Veintinueve años, veintinueve, lleva en el Congreso de los
Diputados el actual presidente del Gobierno (¿hay que añadir "de
España"?), los mismos que la presidenta primera de la Mesa de la
Corporación Legislativa. Sí, son muchos años, toda una vida, como declaraba el
bolero. Demasiados años. Por encima de siglas partidistas y luchas por el poder
—ámbito en el que ha quedado la democracia en España, al menos hasta ahora— lo
que más desazón crea en el pueblo español cuando contempla a su "clase política"
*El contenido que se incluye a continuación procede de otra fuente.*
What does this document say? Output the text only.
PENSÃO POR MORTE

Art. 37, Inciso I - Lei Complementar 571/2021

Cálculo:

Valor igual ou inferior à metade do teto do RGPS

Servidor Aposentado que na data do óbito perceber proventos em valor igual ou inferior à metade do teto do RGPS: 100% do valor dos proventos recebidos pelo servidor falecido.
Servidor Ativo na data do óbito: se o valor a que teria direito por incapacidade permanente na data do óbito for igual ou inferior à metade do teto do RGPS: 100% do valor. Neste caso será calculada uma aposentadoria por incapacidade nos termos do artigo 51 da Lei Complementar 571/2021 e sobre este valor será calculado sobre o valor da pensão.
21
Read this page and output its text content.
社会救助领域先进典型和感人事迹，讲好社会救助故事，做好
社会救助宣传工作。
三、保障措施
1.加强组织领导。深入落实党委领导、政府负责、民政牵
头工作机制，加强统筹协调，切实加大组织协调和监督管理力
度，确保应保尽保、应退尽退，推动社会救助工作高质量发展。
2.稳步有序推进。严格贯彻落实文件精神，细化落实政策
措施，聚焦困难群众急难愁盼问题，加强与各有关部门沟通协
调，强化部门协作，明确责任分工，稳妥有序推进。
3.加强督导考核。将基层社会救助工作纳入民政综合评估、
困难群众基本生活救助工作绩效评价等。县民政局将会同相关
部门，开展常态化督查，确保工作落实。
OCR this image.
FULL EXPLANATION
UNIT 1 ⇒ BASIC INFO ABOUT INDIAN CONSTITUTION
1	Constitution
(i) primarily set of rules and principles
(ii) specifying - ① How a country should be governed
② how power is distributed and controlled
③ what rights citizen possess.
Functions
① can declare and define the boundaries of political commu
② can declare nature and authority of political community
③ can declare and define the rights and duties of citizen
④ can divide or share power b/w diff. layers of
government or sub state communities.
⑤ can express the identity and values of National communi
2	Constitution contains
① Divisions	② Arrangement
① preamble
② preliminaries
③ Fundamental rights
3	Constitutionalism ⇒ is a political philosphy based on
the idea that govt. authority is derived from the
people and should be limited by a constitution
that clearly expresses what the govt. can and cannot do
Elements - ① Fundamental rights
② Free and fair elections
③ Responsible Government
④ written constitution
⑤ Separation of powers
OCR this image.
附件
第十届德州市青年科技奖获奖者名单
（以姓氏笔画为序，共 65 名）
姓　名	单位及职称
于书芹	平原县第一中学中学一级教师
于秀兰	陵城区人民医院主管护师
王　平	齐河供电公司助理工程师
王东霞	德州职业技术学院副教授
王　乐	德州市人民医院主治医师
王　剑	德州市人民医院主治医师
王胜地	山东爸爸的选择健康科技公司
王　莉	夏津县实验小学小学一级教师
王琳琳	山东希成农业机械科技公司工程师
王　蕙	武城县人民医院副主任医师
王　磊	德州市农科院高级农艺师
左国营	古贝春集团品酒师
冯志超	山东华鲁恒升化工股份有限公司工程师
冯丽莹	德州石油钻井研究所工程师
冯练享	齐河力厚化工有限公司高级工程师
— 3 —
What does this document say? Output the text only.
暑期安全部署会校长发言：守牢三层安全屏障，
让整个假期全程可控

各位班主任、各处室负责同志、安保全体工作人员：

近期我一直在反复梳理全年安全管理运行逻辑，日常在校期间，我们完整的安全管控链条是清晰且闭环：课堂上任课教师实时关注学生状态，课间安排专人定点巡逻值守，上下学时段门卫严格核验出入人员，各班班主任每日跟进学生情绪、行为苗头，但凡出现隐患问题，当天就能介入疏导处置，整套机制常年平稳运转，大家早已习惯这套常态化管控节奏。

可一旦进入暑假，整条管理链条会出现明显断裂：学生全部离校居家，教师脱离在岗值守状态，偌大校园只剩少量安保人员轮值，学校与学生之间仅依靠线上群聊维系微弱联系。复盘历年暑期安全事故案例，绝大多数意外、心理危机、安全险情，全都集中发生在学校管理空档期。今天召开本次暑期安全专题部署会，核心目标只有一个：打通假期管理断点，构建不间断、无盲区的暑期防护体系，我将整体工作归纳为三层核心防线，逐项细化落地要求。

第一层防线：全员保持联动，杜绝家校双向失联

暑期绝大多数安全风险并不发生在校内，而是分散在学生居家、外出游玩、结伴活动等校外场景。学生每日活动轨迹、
es esa conexión permanente con las instituciones a lo largo de vidas enteras. Y
eso que este presidente al menos ha ganado unas oposiciones antes de hacerlo en
unas elecciones, cosa que sólo puede decir el que le nombró candidato. No es
hábito muy español éste de tener un oficio y beneficio sobre el que superponer
la carrera política.
Casi tres décadas de vida pública ocupando —es un decir, a
la vista de esas desoladoras fotografías del hemiciclo vacío durante las
sesiones— un escaño de la Cámara donde reside la soberanía nacional explican
muchas cosas inexplicables. Por ejemplo, el abrupto giro copernicano en la
delicadísima materia del aborto a instancias, precisamente, de quien en la
sombra traza las estrategias del partido en y fuera del Gobierno, a la sazón y
desde hace muchos años —es un mérito— casado con la otra diputada popular que
enlaza veintinueve añitos de vida parlamentaria.
Y es que una cosa es la plena dedicación durante una o
varias temporadas a las entidades representativas y otra muy distinta
identificarse de tal modo con ellas que se pierda el contacto con lo que le ha llevado
a uno hasta allí: la gente. Aparentemente al menos, el único roce que mantienen
estos animales políticos con la realidad allende los leones fundidos con el bronce
tomado al enemigo africano es el de los mercados convertidos en platós
televisivos y el baño de multitudes, o menos, que teatralizan los partidos en
los mítines. Por muy entregados que se sientan a la causa del bien común, ¿cómo
van a sentir en su piel el escalofrío de un trabajador medio que se levanta a
las seis de la mañana para penetrar las tinieblas de los kilómetros que le
separan de un empleo por el que cobra el salario mínimo para mantener a su
familia, y sin saber si ese día será el último en su puesto laboral? Y así
podríamos seguir indefinidamente señalando escenas que lamentablemente no
pertenecen a la ficción pero que van quedando cada día más lejos de la
sensibilidad que atañe a un político bien colocado durante tres décadas
alejándose día a día de la doble pulsión que lleva a la gente a las urnas: la
incertidumbre acompañada de la esperanza.
No es, en absoluto, de extrañar, que en cuanto surgen voces
nuevas que prometen no vegetar como líquenes al calor de la roca poderosa se
lleven de calle al personal, llámense Podemos, Ciudadanos o Vox. Eso sí, deben
acampar en espacios abiertos, porque kioscos aislados los ha habido siempre con
la suerte de todos conocida. Por eso, el 20-D, al margen de lo que cada uno
quisiera que pasara, lo que va a suceder es que
por primera vez desde 1977 la democracia española no va a tener otro
remedio que regenerarse con aires nuevos. Veremos si se enrarecen tan pronto
como los anteriores y en la misma medida. Pero qué duda cabe que las próximas
elecciones generales —tan cruciales por tantos motivos— van a ser distintas. Si
a los españoles les queda algún sentido no trastocado por las locuras a las que
han venido asistiendo durante este largo capítulo de nuestra historia, optarán
por la moderación, que hoy por hoy, es todo lo contrario del continuismo. Y darán
el poder a quienes aún pueden salvar la honradez, la coherencia (y cohesión) y
la libertad del pegajoso alquitrán en el que han quedado sumidas por la marea
negra vertida por una tripulación feble, pesarosa y rendida por la indolencia
de toda una vida "consagrada" a la política.